Saturday, July 9, 2016

Suburban Permaculture Project: Building Soil

Chickens helping the hydrangea grow, 2015
I'm a firm believer that good soil turns out good food.  Lots of organic matter, lots of worms and other soil organisms means good nutrition for plants, and good nutrition for my family.  Since first reading about gardening, and especially after learning about permaculture, I have been working to build my soil.

Almost all organic matter on site is kept and recycled back into my soil.  I compost it, feed it to chickens (who compost it for me), mulch with it, or even just bury it (we have a veritable chicken graveyard out back).  This could be food waste or garden waste;  I even compost small pieces of (nonsynthetic) fabric and yarn.  To me, it's actually not waste at all, but valuable nutrition for my soil.  

We buy in a few straw bales a year for chicken bedding, which is a wonderful addition to the soil over winter. I noticed a big difference in plant health and growth once we began incorporating it.  A few months after a top dressing of used bedding the soil is black, soft, and full of worms.  It's an abundant resource, too--chickens poo constantly!

What's more, we have been saving our own urine for the compost pile, and occasionally (when diluted) to fertilize plants.  After all, it's mostly just nitrogen and water:  two things plants love!  Perhaps one day we may even switch entirely to a composting toilet, but for now, we collect our urine and use it in the garden, another way of adding nutrition in the soil.

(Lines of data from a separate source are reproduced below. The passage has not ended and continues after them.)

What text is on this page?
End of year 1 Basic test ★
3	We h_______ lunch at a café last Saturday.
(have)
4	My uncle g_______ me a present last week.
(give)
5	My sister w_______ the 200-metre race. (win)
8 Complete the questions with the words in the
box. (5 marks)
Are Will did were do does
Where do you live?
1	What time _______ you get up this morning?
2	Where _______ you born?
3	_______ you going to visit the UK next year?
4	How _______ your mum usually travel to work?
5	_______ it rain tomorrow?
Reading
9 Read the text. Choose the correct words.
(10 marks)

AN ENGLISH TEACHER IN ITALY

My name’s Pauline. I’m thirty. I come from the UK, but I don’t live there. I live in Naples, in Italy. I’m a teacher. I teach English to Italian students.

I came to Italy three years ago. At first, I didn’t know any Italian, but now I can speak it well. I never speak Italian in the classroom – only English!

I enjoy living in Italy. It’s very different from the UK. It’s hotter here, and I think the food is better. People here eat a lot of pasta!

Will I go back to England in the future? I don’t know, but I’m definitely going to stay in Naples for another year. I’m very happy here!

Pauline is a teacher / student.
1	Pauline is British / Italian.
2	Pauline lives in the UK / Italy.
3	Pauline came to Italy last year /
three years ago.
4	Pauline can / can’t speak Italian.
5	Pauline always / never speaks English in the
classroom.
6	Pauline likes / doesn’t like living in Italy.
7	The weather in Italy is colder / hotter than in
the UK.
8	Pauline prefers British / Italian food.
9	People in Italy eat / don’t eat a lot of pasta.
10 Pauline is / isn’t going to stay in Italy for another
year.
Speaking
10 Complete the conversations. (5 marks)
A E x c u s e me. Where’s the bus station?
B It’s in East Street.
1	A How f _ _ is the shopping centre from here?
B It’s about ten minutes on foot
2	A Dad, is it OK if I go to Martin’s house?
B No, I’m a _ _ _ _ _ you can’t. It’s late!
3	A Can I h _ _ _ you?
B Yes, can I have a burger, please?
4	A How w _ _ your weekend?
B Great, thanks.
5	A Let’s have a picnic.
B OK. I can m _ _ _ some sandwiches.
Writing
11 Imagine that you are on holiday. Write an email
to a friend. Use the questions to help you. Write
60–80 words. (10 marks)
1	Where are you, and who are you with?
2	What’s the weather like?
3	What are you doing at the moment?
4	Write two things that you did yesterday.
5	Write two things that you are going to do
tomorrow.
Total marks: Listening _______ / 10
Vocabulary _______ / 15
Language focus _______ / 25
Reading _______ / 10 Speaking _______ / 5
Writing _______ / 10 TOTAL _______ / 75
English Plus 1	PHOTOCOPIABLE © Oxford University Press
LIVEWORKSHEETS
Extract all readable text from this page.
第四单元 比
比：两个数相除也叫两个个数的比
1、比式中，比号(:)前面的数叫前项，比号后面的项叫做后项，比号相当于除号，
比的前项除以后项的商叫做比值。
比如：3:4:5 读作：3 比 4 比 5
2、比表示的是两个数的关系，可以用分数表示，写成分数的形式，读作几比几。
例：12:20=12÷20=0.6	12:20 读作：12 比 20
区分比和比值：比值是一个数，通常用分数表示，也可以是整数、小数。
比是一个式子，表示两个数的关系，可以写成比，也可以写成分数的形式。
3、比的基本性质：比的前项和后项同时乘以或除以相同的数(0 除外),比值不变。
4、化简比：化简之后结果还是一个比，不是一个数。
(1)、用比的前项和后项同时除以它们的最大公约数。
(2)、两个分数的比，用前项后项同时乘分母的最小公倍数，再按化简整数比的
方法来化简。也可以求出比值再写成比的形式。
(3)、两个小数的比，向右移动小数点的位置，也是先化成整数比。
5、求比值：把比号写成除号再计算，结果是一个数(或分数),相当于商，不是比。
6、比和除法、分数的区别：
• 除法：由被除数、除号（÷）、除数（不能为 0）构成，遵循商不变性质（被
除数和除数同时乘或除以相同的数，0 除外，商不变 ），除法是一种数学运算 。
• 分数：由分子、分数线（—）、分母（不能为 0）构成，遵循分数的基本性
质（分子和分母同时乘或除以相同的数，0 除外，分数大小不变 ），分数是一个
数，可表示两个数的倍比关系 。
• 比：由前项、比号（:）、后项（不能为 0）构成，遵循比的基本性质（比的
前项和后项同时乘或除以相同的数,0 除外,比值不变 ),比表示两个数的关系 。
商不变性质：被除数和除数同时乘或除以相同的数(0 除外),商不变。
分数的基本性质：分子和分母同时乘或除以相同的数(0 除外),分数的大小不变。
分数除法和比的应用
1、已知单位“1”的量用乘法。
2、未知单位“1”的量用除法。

I don't dig my soil, except to plant or harvest.  I don't want to disturb all those creatures at work down there, and as I don't step on it, it doesn't get compacted:  there's really no need for digging.  When I incorporate compost or chicken bedding, I simply spread it on top and let the worms dig it in for me.  If I want to replant a weedy bed, I'll sheet mulch on top of it:  chop and drop the weeds (or just flatten them), cover them with cardboard or newspaper, then a layer of compost and/or topsoil on top to plant into.   Much less work than pulling out dozens of weeds--which will only grow back bigger and better, let's be honest!